Une manière de célébrer notre histoire, notre rivière et notre belle région qu’est la Mauricie. L’événement est rassembleur et perdure depuis tellement d’années, ça en est touchant!

Profil de blogueuse : Isabelle Bordeleau

Isabelle Bordeleau

Que faites-vous dans la vie? 

Je suis agente de développement du territoire à la MRC de Maskinongé.

Quel est votre champs d’écriture dans ce blogue? 

Je traiterai de la rivière Saint-Maurice et du fait qu’elle est un énorme terrain de jeu et un repère.

Pour vous la Classique c’est …? 

Pour moi la Classique c’est une grande fête qui célèbre la persévérance et le courage!

Profil de blogueur : Dominic Thibault

Dominic Thibault

Que faites-vous dans la vie? 

Je suis kinésiologue au CLSC-du-Centre-de-la-Mauricie et directeur de compétition à la Classique internationale de canots de la Mauricie à laquelle j’ai déjà participé en tant que canotier.

Quel est votre champs d’écriture dans ce blogue? 

Je peux porter plusieurs chapeaux : spécialiste de l’activité physique, canotier et directeur de compétition.
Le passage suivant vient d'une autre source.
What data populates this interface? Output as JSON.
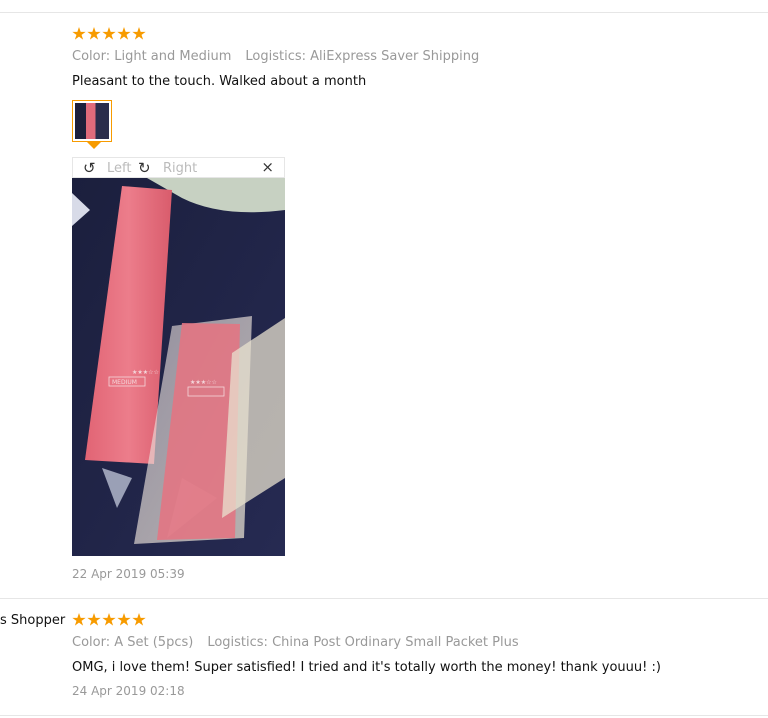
{
  "review1": {
    "rating": 5,
    "color_label": "Color: Light and Medium",
    "logistics_label": "Logistics: AliExpress Saver Shipping",
    "text": "Pleasant to the touch. Walked about a month",
    "date": "22 Apr 2019 05:39",
    "viewer": {
      "rotate_left": "Left",
      "rotate_right": "Right",
      "close": "×",
      "rotate_left_icon": "↺",
      "rotate_right_icon": "↻"
    }
  },
  "review2": {
    "user": "s Shopper",
    "rating": 5,
    "color_label": "Color: A Set (5pcs)",
    "logistics_label": "Logistics: China Post Ordinary Small Packet Plus",
    "text": "OMG, i love them! Super satisfied! I tried and it's totally worth the money! thank youuu! :)",
    "date": "24 Apr 2019 02:18"
  },
  "colors": {
    "star": "#f79b00",
    "meta_text": "#999999",
    "divider": "#e6e6e6"
  }
}
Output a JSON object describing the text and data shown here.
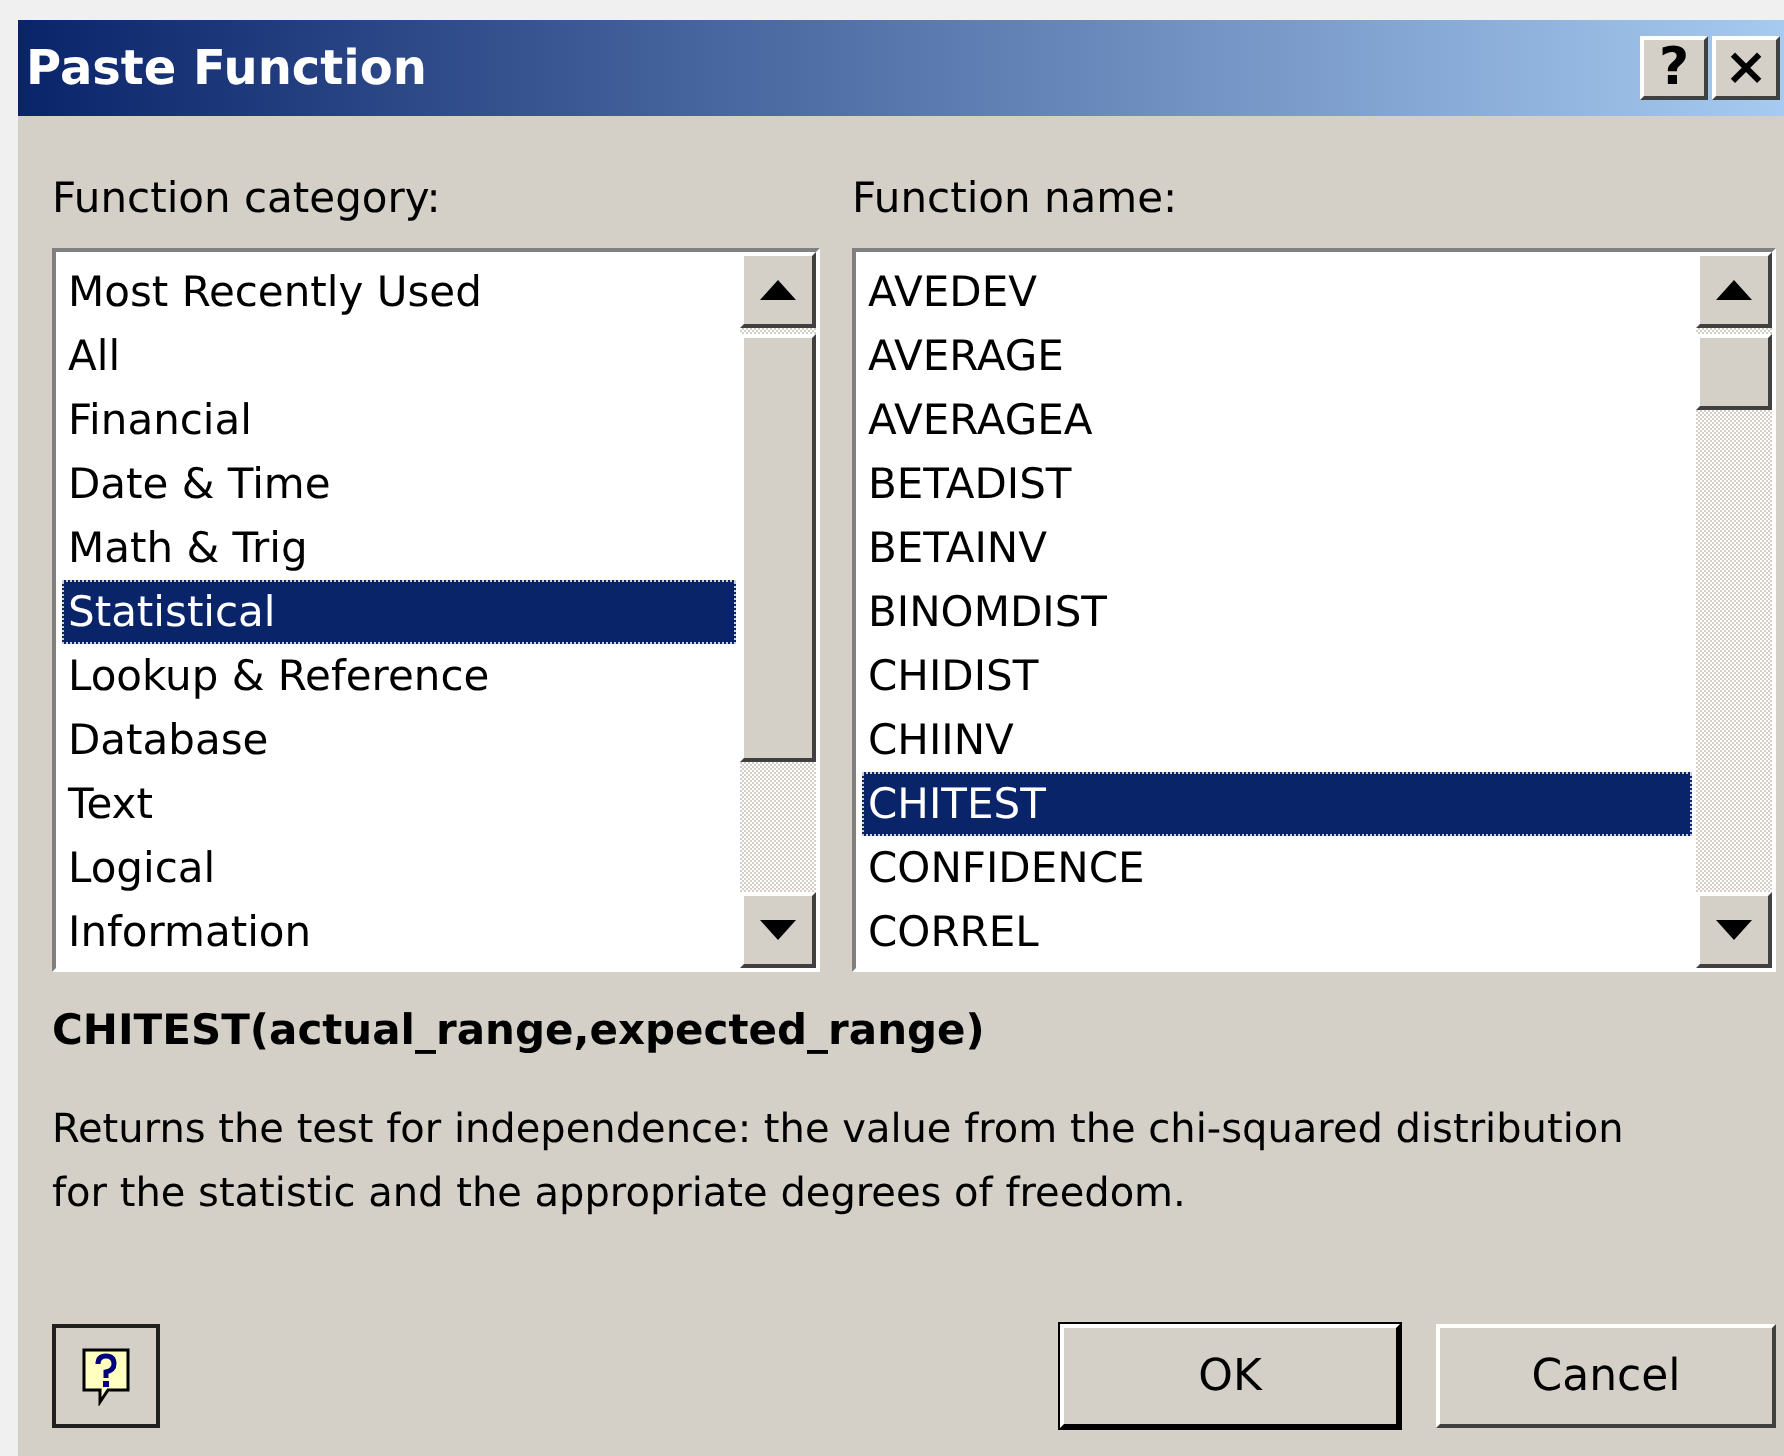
{
  "window": {
    "title": "Paste Function",
    "buttons": [
      "?",
      "×"
    ]
  },
  "category": {
    "label": "Function category:",
    "items": [
      {
        "label": "Most Recently Used",
        "selected": false
      },
      {
        "label": "All",
        "selected": false
      },
      {
        "label": "Financial",
        "selected": false
      },
      {
        "label": "Date & Time",
        "selected": false
      },
      {
        "label": "Math & Trig",
        "selected": false
      },
      {
        "label": "Statistical",
        "selected": true
      },
      {
        "label": "Lookup & Reference",
        "selected": false
      },
      {
        "label": "Database",
        "selected": false
      },
      {
        "label": "Text",
        "selected": false
      },
      {
        "label": "Logical",
        "selected": false
      },
      {
        "label": "Information",
        "selected": false
      }
    ]
  },
  "function": {
    "label": "Function name:",
    "items": [
      {
        "label": "AVEDEV",
        "selected": false
      },
      {
        "label": "AVERAGE",
        "selected": false
      },
      {
        "label": "AVERAGEA",
        "selected": false
      },
      {
        "label": "BETADIST",
        "selected": false
      },
      {
        "label": "BETAINV",
        "selected": false
      },
      {
        "label": "BINOMDIST",
        "selected": false
      },
      {
        "label": "CHIDIST",
        "selected": false
      },
      {
        "label": "CHIINV",
        "selected": false
      },
      {
        "label": "CHITEST",
        "selected": true
      },
      {
        "label": "CONFIDENCE",
        "selected": false
      },
      {
        "label": "CORREL",
        "selected": false
      }
    ]
  },
  "syntax": "CHITEST(actual_range,expected_range)",
  "description": "Returns the test for independence: the value from the chi-squared distribution for the statistic and the appropriate degrees of freedom.",
  "buttons": [
    "OK",
    "Cancel"
  ]
}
Je peux donc amener plusieurs points de vue sur le canot et les sujets reliés.

Pour vous la Classique c’est …? 

J’ai eu la chance d’avoir deux visions particulières de la Classique, soient la vision d’athlète et la vision d’organisateur.

Tout d’abord, en tant qu’athlète, c’est l’événement qui m’a appris l’importance de travailler son mental en repoussant les limites de l’inconfort.

En tant qu’organisateur, je crois que c’est l’événement idéal pour rassembler toute une région et faire connecter la population avec la rivière en plus de développer la relève et promouvoir les saines habitudes de vie.

Profil de blogueuse : Sabrina Cholette

Sabrina Cholette

Que faites-vous dans la vie ? 

Je suis conseillère en développement durable pour la SADC de la Vallée de la Batiscan.

Quel est votre champs d’écriture dans ce blogue ? 

Mon article traitera du développement durable.

Pour vous la Classique c’est … ? 

Une bonne et belle façon de célébrer notre histoire et notre rivière.